L’Ukraine est en pleine crise et n’a pas fini de payer son conflit avec la Russie. Le premier ministre russe, Dmitri Medvedev, a annoncé jeudi la fin du dernier rabais accordé à l’Ukraine sur les livraisons de gaz. Suite à un entretien avec le premier ministre de Russie, le patron de la compagnie de gaz russe Gazprom, Alexeï Miller, a déclaré « Le prix du gaz pour l’Ukraine augmente et à partir d’avril s’établit à 485 dollars les 1 000 m3 ». Au niveau européen ce tarif est le plus élevé, une véritable promesse d’accentuation de la crise économique dans un pays déjà au bord de la faillite.

Ce rabais avait été accordé à Kiev en 2010 en échange de la prolongation du bail de la flotte russe de la mer Noire dans le port de Sébastopol en Crimée. Cette base historique était la condition de cet accord, mais aujourd’hui, depuis l’annexion de la Crimée, la région est rattachée à la Russie. Par conséquent, Moscou considère l’échange de bons procédés nul. « A l’avenir, dans nos relations avec nos partenaires ukrainiens, avec les consommateurs, il faudra s’aligner sur les droits de douane habituels sans appliquer de réduction ni de prix préférentiels. » a indiqué Dmitri Medvedev.

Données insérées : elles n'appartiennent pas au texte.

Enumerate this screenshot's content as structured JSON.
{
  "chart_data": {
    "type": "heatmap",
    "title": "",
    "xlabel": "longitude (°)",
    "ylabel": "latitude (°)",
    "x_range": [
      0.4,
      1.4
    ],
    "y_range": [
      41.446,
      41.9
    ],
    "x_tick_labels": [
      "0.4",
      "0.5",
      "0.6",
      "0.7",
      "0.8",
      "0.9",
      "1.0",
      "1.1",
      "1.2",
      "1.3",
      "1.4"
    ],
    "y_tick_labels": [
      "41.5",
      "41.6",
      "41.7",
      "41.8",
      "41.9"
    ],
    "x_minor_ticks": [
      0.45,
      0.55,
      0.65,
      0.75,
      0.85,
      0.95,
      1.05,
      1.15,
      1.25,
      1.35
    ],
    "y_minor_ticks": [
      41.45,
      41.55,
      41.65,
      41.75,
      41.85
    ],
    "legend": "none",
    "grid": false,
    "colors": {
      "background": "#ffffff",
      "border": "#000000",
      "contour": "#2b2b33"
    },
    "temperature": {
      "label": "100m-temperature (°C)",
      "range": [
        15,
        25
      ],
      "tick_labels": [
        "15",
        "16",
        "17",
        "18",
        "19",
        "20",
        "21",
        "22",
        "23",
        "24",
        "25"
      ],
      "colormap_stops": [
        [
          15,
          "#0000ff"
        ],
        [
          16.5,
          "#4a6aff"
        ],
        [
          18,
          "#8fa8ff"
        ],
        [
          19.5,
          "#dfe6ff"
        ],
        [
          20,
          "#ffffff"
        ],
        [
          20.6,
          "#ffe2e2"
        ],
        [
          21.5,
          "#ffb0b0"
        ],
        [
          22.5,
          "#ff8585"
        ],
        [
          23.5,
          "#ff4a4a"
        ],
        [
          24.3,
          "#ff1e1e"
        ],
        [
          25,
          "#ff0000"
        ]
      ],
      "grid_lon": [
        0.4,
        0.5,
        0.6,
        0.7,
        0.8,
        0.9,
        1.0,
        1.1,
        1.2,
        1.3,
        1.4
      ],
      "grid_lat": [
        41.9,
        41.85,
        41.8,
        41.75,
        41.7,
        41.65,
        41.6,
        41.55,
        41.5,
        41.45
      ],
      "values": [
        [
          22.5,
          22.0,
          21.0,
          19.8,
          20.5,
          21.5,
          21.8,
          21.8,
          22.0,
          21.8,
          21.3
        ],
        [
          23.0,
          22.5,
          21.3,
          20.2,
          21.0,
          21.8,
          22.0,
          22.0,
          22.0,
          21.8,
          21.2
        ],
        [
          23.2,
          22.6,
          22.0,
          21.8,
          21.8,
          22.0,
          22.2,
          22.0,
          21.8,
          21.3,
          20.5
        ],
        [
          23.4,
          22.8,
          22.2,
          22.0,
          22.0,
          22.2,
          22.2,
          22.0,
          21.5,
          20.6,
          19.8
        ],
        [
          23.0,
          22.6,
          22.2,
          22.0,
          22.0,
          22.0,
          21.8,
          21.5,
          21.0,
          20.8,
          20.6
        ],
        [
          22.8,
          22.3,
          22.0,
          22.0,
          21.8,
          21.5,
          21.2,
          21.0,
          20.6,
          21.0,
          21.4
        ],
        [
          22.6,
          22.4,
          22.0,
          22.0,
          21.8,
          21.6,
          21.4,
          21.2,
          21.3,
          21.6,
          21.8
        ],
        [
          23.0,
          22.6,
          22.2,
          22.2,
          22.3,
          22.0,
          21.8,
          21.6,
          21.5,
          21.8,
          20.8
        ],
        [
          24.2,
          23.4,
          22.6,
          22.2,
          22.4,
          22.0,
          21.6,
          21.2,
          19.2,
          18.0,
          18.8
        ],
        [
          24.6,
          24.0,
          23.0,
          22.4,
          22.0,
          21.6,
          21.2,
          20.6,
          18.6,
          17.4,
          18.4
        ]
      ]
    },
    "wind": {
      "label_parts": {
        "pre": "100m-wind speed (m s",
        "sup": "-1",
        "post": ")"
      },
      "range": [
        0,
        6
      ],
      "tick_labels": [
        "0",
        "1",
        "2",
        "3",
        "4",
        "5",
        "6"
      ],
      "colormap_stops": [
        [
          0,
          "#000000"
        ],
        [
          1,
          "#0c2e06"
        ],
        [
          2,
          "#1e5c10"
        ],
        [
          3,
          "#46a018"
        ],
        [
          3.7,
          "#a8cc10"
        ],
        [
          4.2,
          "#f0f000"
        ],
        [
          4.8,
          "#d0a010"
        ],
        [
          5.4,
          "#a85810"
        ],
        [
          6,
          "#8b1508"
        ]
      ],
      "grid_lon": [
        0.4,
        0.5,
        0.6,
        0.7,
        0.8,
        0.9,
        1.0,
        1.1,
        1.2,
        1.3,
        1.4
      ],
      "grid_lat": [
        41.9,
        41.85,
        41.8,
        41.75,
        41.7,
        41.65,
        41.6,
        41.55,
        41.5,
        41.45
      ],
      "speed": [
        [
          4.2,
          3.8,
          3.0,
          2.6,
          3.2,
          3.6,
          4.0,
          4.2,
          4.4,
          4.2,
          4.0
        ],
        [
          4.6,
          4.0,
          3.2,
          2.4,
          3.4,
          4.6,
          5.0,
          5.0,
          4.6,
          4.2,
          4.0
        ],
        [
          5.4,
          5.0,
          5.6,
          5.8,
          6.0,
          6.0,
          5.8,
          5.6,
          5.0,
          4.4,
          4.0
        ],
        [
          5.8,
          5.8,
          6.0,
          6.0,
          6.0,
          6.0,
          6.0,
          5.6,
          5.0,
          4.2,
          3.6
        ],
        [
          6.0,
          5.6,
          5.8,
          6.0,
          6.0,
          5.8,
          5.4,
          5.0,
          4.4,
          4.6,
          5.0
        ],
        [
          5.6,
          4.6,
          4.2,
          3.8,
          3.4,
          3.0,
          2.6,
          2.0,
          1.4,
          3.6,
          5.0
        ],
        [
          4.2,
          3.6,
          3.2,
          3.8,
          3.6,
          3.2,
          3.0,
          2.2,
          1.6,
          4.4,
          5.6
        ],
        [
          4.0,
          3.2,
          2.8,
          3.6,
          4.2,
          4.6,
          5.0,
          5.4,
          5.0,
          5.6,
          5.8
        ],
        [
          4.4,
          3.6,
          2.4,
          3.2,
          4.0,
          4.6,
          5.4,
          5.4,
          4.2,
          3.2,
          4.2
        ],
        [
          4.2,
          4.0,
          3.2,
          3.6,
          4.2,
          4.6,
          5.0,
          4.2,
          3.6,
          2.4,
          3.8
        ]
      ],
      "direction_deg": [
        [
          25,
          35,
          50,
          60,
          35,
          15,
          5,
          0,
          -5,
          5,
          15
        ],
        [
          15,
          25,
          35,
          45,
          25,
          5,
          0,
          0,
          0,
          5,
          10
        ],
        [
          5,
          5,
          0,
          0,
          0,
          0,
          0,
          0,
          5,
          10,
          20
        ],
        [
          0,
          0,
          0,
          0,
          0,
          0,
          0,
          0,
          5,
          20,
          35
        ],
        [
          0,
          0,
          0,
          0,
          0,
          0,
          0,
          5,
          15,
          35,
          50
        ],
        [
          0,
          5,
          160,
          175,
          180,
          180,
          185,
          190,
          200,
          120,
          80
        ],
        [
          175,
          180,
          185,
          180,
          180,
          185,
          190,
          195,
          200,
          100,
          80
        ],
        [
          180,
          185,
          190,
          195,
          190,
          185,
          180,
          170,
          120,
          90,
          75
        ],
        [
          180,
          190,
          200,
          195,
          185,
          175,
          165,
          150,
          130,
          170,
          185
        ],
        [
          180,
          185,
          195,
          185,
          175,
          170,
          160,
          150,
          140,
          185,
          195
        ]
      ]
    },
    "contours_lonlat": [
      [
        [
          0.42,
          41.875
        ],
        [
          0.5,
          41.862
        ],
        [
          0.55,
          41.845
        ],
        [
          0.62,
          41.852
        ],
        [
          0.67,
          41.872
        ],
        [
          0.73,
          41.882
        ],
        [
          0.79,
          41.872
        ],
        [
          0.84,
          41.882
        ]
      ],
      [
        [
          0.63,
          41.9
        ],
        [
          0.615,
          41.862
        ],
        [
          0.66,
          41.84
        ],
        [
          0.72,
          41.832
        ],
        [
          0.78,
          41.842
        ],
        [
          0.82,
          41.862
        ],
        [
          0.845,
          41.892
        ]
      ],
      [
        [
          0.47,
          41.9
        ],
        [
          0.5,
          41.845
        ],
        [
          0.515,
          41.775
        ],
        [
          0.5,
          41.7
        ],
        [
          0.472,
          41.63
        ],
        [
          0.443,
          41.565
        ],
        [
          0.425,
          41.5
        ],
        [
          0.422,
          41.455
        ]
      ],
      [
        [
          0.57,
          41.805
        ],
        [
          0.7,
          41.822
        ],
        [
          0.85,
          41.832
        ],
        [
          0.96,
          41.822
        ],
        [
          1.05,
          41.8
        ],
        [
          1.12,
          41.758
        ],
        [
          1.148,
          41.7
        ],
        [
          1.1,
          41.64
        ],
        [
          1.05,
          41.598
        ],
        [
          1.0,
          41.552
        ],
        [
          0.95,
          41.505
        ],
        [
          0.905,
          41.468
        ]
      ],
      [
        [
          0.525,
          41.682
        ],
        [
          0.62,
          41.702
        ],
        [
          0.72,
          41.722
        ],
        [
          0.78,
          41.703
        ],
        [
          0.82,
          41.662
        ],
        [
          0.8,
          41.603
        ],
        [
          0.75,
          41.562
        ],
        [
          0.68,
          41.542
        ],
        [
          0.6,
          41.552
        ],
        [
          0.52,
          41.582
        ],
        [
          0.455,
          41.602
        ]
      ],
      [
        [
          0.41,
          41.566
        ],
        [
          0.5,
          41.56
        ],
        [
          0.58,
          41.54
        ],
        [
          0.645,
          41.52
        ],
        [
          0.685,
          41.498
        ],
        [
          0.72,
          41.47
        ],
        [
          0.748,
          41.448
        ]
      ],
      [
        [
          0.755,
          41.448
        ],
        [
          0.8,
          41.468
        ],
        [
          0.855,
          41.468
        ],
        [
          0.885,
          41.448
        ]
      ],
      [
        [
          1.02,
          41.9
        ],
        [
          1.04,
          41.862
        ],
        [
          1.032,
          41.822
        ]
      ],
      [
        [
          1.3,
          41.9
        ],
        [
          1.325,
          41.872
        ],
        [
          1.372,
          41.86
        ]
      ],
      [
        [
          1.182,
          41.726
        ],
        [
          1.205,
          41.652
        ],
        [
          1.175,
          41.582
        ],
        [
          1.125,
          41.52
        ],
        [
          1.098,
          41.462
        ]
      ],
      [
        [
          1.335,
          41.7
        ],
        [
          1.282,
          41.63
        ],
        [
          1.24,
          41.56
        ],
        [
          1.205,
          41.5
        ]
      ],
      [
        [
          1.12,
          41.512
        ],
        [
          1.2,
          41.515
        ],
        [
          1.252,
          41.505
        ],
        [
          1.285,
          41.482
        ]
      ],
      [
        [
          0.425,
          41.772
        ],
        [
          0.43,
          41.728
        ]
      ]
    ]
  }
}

Le géant du gaz russe, Gazprom, avait déjà annulé un accord passé entre les deux pays concernant les prix du gaz. Un autre rabais avait été accordé en décembre 2013 à l’Ukraine en échange de son renoncement à un accord avec l’Union européenne. Kiev devra désormais débourser 485 dollars (353 euros) les 1 000 mètres cubes au lieu de 385 dollars (280 euros), une augmentation non négligeable pour le pays en difficulté.

L’Union Européenne ainsi que les Etats-Unis ont dénoncé à Bruxelles cette utilisation de l ‘énergie comme « arme politique ou instrument d’agression ». Washington conseille aux pays européens de diversifier leurs énergies en citant notamment le gaz en provenance de l’Azerbaïdjan ou encore la possibilité d’utiliser le gaz de schiste américain.